Texte intégral
C’est avec un grand plaisir que j’ai inauguré cette nouvelle édition du MIP-TV consacrée à la production audiovisuelle et à sa diffusion sur les chaînes nationales et étrangères. Comme je l’ai souvent dit, les programmes télévisés sont au cœur des enjeux culturels de notre société : en effet, n’oublions jamais que la télévision est la première pratique culturelle des Français qui la regardent en moyenne plus de trois heures par jour. Même si cette donnée statistique a nécessairement un caractère réducteur, il demeure que la télévision est un élément central du lien social, mais aussi de l’information, du divertissement et de la culture de nos concitoyens.

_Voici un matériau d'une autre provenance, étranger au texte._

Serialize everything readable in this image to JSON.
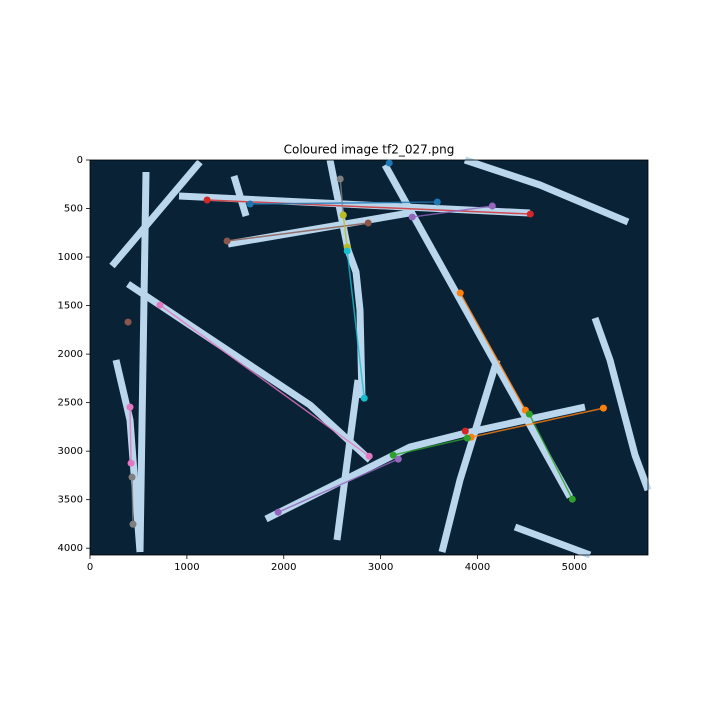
{
  "chart_data": {
    "type": "scatter",
    "title": "Coloured image tf2_027.png",
    "xlim": [
      0,
      5760
    ],
    "ylim": [
      4070,
      0
    ],
    "xticks": [
      0,
      1000,
      2000,
      3000,
      4000,
      5000
    ],
    "yticks": [
      0,
      500,
      1000,
      1500,
      2000,
      2500,
      3000,
      3500,
      4000
    ],
    "series": [
      {
        "color": "#d62728",
        "x": [
          1209,
          4545
        ],
        "values": [
          412,
          557
        ]
      },
      {
        "color": "#1f77b4",
        "x": [
          1653,
          3585
        ],
        "values": [
          454,
          433
        ]
      },
      {
        "color": "#9467bd",
        "x": [
          3326,
          4153
        ],
        "values": [
          588,
          474
        ]
      },
      {
        "color": "#8c564b",
        "x": [
          1415,
          2872
        ],
        "values": [
          835,
          649
        ]
      },
      {
        "color": "#7f7f7f",
        "x": [
          2583,
          2614
        ],
        "values": [
          196,
          567
        ]
      },
      {
        "color": "#bcbd22",
        "x": [
          2614,
          2655
        ],
        "values": [
          567,
          897
        ]
      },
      {
        "color": "#17becf",
        "x": [
          2655,
          2831
        ],
        "values": [
          938,
          2454
        ]
      },
      {
        "color": "#1f77b4",
        "x": [
          3089
        ],
        "values": [
          31
        ]
      },
      {
        "color": "#ff7f0e",
        "x": [
          3822,
          4494
        ],
        "values": [
          1371,
          2577
        ]
      },
      {
        "color": "#2ca02c",
        "x": [
          4535,
          4979
        ],
        "values": [
          2619,
          3495
        ]
      },
      {
        "color": "#ff7f0e",
        "x": [
          3936,
          5300
        ],
        "values": [
          2856,
          2557
        ]
      },
      {
        "color": "#d62728",
        "x": [
          3874
        ],
        "values": [
          2794
        ]
      },
      {
        "color": "#2ca02c",
        "x": [
          3130,
          3895
        ],
        "values": [
          3041,
          2866
        ]
      },
      {
        "color": "#9467bd",
        "x": [
          1942,
          3182
        ],
        "values": [
          3629,
          3082
        ]
      },
      {
        "color": "#e377c2",
        "x": [
          723,
          2882
        ],
        "values": [
          1495,
          3052
        ]
      },
      {
        "color": "#e377c2",
        "x": [
          413,
          424
        ],
        "values": [
          2546,
          3124
        ]
      },
      {
        "color": "#8c564b",
        "x": [
          393
        ],
        "values": [
          1670
        ]
      },
      {
        "color": "#7f7f7f",
        "x": [
          434,
          444
        ],
        "values": [
          3268,
          3753
        ]
      }
    ]
  }
}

Nous sommes entrés dans une phase de développement de la télévision qui se caractérise par deux tendances fortes qu’il me semble indispensable de considérer parallèlement : la multiplication du nombre de chaînes, dont le mouvement est aujourd’hui largement entamé, et ce que l’on appelle la globalisation des marchés qui s’exprime très fortement dans le secteur de l’audiovisuel. Je tiens à rapprocher ces deux tendances car il me semble qu’elles peuvent conduire à des effets contradictoires : l’augmentation des canaux de diffusion qui s’accompagne de la segmentation des marchés est un facteur crucial de l’enrichissement de l’offre ; la globalisation peut, au contraire, tendre à une certaine uniformisation. Lors d’un colloque récemment organisé par l’UPF dans le cadre du festival de Paris et dont le thème était « Mondialisation et culture », ce risque de l’homogénéisation des contenus a largement été évoqué.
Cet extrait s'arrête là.